Why in news?
The Union government is planning to re-impose a LTCG tax on equity investments.
What are the taxes levied in equity market?
- LTCG -Long term capital gains taxes are levied on profits on sale of shares after a holding period of at least a year.
- In India LTCG is tax-exempt on the sale of listed securities, since 2005, It is aimed at encouraging long-term equity investments.
- STCG - Short Term Capital Gains (STCG) taxes are levied on profits on sale of shares held for less than 12 months, these are taxed at a flat 15 per cent.
- STT -Securities Transaction Tax is levied on every purchase or sale of securities that are listed on the Indian stock exchanges.
- This would include shares, derivatives or equity-oriented mutual funds units.
- STT is deducted at source at the time of the transaction itself.
- In India equity investors are required to pay a securities transaction tax of just 0.10 per cent of the trade value.
What is government’s plan on LTCG?
- Government is considering of removing the distinction between long-term and short-term gains.
- It is considering of stretching the definition of ‘long-term’ for equity investments from one to three years.
- There are also proposals to prospectively impose a moderate LTCG tax on equities after a three-year holding period.
What is the needs for this move?
- Tax exempt of returns on equity investments, usually owned by the creamy layer of investors enjoy concessional tax rates.
- While those on post office instruments or bank deposits by non-creamy investors are taxed at the income-tax slab rates, which is discriminative.
- It is also unfair that equities enjoy a lower rate of short-term capital gains tax 15 per cent, at the same time with just a one-year holding treated as ‘long-term’ (it is three years for other assets).
- Many corporates have used LTCG on penny stocks and shell companies to launder their unaccounted wealth.
- STT was introduced to avoid tax discrimination has significantly upped transaction costs in the Indian market.
- It has raised costs for pass-through vehicles such as mutual funds and pension funds, and not yielded very impressive tax collections.
- Thus re-imposing of LTCG taxes will address tax discrimination issues and also improves tax revenues
What are the prospects of this taxation?
- Unlike the STT (Security transaction taxes) regime, where the investor shells out tax irrespective of profit or a loss, an LTCG regime taxes investor only if his trades prove profitable.
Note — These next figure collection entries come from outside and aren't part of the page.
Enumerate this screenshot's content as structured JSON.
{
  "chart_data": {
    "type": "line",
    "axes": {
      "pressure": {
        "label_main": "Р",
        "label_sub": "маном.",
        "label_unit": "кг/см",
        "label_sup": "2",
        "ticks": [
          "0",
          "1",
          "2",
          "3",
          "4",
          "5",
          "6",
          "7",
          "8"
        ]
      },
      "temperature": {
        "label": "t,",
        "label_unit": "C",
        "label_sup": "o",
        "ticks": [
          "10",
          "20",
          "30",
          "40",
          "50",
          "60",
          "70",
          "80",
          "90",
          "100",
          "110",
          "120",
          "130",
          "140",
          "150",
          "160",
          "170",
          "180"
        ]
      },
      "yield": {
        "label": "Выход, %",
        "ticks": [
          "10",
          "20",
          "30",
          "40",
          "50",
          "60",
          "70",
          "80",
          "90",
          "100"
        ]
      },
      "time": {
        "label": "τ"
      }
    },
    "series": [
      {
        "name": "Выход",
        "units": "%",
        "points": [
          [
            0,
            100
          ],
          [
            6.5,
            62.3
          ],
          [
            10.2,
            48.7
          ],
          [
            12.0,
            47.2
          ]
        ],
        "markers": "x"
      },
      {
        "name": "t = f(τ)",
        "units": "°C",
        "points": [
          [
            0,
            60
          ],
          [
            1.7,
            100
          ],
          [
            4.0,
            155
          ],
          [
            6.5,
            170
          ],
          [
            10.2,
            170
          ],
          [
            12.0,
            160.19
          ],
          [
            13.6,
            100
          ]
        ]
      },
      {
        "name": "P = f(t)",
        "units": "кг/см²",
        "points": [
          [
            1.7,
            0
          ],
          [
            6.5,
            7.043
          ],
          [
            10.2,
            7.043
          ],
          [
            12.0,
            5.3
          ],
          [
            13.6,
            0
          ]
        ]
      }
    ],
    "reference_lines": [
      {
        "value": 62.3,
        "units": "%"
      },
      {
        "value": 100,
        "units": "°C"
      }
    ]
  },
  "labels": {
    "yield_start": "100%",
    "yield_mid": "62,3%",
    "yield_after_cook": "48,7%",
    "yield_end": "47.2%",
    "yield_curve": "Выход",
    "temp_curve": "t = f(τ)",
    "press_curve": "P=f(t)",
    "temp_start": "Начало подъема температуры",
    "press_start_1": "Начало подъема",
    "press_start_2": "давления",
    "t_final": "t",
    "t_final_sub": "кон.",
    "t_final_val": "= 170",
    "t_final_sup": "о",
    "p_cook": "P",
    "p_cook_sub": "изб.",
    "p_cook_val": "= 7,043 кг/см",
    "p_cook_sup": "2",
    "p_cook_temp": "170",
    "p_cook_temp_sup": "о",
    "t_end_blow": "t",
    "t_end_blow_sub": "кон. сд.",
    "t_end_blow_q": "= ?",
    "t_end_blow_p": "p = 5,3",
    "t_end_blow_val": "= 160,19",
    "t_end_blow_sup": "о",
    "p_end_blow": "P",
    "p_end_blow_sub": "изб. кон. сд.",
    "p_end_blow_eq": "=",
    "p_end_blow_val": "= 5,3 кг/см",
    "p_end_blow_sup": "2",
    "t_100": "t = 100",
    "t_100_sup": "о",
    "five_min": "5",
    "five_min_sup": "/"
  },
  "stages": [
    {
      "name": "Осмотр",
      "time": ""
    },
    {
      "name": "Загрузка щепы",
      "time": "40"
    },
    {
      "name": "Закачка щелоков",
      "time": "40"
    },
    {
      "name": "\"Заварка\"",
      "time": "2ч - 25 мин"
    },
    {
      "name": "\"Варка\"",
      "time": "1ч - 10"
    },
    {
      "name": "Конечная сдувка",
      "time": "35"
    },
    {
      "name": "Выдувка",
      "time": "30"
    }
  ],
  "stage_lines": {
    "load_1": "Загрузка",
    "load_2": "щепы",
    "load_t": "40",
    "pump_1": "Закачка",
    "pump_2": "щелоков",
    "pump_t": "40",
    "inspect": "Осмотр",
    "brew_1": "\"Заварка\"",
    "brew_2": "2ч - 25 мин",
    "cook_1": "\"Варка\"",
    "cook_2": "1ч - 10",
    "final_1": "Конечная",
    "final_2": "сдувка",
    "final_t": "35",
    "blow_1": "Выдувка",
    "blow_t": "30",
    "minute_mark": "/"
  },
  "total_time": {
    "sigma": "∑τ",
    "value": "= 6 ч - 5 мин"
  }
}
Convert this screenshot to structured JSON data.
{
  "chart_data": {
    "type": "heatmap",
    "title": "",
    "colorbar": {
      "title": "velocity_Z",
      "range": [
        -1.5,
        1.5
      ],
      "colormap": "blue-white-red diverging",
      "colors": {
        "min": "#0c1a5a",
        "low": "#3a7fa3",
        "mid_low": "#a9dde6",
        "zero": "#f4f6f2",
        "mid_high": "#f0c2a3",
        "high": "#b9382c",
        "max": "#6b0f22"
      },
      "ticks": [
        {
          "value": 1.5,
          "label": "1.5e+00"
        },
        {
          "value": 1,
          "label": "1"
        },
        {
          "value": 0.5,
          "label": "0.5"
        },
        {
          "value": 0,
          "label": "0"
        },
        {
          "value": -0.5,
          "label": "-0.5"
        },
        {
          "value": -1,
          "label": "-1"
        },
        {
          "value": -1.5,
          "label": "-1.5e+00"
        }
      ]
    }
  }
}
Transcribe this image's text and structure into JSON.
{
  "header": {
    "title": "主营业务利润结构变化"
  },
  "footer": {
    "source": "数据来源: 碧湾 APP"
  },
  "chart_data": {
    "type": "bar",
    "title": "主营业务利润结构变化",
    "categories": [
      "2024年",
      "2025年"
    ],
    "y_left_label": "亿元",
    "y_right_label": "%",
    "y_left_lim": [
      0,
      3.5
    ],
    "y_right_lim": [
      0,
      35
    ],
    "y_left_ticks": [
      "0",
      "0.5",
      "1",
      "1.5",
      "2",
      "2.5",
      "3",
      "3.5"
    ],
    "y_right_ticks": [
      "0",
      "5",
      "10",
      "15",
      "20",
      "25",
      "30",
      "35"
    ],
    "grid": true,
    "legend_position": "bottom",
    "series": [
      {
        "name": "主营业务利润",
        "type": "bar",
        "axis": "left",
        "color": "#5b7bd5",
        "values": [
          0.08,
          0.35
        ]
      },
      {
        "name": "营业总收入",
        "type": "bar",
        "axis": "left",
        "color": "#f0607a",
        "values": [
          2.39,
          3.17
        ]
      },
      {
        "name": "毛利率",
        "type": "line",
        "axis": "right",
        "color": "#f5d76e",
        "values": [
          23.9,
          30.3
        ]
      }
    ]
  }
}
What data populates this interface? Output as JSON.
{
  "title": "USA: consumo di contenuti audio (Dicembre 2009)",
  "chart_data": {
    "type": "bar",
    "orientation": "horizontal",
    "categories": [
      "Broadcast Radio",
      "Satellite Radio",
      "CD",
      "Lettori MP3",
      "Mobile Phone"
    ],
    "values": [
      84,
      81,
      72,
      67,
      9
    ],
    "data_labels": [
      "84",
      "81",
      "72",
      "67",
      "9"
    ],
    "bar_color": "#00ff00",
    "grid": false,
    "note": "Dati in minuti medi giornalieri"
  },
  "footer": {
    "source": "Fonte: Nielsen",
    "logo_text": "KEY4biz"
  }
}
- LTCG tax can also help long-term investors set off their losses in one year against gains in another, a facility not available with STT.
- LTCG for equities could yield better revenues in a bull market, but it would depend on market conditions.
- Any change in LTCG taxation, may trigger some short-term market upheaval, but it is unlikely to drive away domestic or foreign investors from Indian equities.